The Morse property of limit functions appearing in mean field equations on surfaces with boundary

Abstract: In this paper we study the Morse property for functions related to limit functions of mean field equations on a smooth, compact surface $\Sigma$ with boundary $\partial\Sigma$. Given a Riemannian metric $g$ on $\Sigma$ we consider functions of the form [ f_g(x) := \sum_{i=1}^m\sigma_i^2R^g(x_i)+\sum_{i,j=1\i\ne j}^m\sigma_i\sigma_jG^g(x_i,x_j)+h(x_1,\ldots,x_m), ] where $\sigma_i \neq 0$ for $i=1,\ldots,m$, $G^g$ is the Green function of the Laplace-Beltrami operator on $(\Sigma,g)$ with Neumann boundary conditions, $R^g$ is the corresponding Robin function, and $h \in \mathcal{C}^{2}(\Sigma^m,\mathbb{R})$ is arbitrary.

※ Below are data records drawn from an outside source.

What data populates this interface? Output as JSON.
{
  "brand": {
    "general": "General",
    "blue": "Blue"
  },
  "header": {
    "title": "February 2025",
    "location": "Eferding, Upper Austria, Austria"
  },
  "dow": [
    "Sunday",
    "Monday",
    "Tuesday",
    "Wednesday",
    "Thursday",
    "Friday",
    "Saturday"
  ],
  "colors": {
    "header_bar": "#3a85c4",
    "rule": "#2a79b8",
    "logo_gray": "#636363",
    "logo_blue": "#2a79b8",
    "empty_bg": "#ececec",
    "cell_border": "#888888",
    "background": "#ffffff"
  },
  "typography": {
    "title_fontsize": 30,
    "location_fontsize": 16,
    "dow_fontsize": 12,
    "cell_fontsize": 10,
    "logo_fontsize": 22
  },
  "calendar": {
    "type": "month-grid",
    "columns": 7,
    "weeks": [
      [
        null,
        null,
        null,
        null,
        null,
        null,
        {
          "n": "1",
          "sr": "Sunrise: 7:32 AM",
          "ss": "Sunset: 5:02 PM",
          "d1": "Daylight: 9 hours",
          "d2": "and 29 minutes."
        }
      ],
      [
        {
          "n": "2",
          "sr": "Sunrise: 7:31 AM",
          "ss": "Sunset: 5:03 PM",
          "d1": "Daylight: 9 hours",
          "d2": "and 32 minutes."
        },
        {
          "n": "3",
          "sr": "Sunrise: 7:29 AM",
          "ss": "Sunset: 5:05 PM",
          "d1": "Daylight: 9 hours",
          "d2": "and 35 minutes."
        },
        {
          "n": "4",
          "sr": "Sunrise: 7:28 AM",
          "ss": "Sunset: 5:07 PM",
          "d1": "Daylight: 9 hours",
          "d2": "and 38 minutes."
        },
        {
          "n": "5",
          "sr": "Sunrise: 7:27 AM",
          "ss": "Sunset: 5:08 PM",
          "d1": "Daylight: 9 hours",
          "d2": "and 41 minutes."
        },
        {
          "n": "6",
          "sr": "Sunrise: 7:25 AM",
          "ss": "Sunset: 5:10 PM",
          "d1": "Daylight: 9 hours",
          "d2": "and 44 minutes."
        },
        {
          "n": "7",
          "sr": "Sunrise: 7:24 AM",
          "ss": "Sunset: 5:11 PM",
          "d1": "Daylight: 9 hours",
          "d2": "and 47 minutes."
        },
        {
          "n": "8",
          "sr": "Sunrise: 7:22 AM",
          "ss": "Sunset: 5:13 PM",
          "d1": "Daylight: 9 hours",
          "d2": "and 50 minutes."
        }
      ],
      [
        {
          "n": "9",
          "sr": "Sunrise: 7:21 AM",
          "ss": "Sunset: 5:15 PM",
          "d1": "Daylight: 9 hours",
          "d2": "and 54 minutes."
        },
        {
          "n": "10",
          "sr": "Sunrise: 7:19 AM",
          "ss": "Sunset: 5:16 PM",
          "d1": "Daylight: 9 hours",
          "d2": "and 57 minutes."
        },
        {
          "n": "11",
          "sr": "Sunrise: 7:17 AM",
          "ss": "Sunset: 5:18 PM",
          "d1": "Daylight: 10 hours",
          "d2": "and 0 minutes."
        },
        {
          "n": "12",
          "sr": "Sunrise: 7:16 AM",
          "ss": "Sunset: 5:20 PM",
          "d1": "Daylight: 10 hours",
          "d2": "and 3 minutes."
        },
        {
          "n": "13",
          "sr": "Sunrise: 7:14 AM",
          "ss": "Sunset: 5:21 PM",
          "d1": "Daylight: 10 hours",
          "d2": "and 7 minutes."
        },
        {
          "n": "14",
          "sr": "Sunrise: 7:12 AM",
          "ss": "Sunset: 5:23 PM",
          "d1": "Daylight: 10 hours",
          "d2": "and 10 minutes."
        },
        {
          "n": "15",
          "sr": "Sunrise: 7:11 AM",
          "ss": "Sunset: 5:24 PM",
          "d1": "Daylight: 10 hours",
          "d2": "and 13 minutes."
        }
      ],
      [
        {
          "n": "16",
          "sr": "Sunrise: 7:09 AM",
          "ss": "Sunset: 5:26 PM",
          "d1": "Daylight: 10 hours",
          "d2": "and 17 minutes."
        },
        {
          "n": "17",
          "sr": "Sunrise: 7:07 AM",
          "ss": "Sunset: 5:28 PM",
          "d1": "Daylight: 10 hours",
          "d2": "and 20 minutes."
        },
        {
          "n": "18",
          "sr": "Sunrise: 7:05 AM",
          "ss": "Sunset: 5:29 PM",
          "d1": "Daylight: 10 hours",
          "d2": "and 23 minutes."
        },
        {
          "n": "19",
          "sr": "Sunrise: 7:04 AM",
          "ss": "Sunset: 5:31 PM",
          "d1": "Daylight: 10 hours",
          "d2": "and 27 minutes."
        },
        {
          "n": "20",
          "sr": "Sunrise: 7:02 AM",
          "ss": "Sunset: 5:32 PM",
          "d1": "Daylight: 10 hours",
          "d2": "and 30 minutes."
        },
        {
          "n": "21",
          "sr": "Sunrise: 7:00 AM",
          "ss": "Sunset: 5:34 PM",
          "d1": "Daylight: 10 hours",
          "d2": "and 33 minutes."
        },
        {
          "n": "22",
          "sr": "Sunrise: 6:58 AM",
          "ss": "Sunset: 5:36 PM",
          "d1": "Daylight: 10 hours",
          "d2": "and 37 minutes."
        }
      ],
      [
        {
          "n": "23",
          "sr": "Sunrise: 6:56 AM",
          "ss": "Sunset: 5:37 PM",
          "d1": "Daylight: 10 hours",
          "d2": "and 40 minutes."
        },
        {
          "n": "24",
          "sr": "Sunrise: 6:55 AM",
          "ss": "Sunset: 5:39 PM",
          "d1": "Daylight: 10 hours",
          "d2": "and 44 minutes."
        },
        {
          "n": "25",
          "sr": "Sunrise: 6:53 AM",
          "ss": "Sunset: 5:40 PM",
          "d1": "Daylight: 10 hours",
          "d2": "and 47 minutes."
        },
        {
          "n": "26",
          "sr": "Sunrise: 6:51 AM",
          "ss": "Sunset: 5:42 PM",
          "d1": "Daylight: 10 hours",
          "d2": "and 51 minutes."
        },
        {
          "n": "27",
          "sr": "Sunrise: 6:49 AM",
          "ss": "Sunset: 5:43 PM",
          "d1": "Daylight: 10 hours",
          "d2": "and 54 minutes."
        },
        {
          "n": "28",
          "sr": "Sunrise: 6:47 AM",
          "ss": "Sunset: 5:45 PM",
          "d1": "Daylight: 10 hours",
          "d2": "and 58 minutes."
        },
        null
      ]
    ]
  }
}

We prove that for any Riemannian metric $g$, there exists a metric $\widetilde g$ which is arbitrarily close to $g$ and in the conformal class of $g$ such that $f_{\widetilde g}$ is a Morse function. Furthermore we show that, if all $\sigma_i>0$, then the set of Riemannian metrics for which $f_g$ is a Morse function is open and dense in the set of all Riemannian metrics.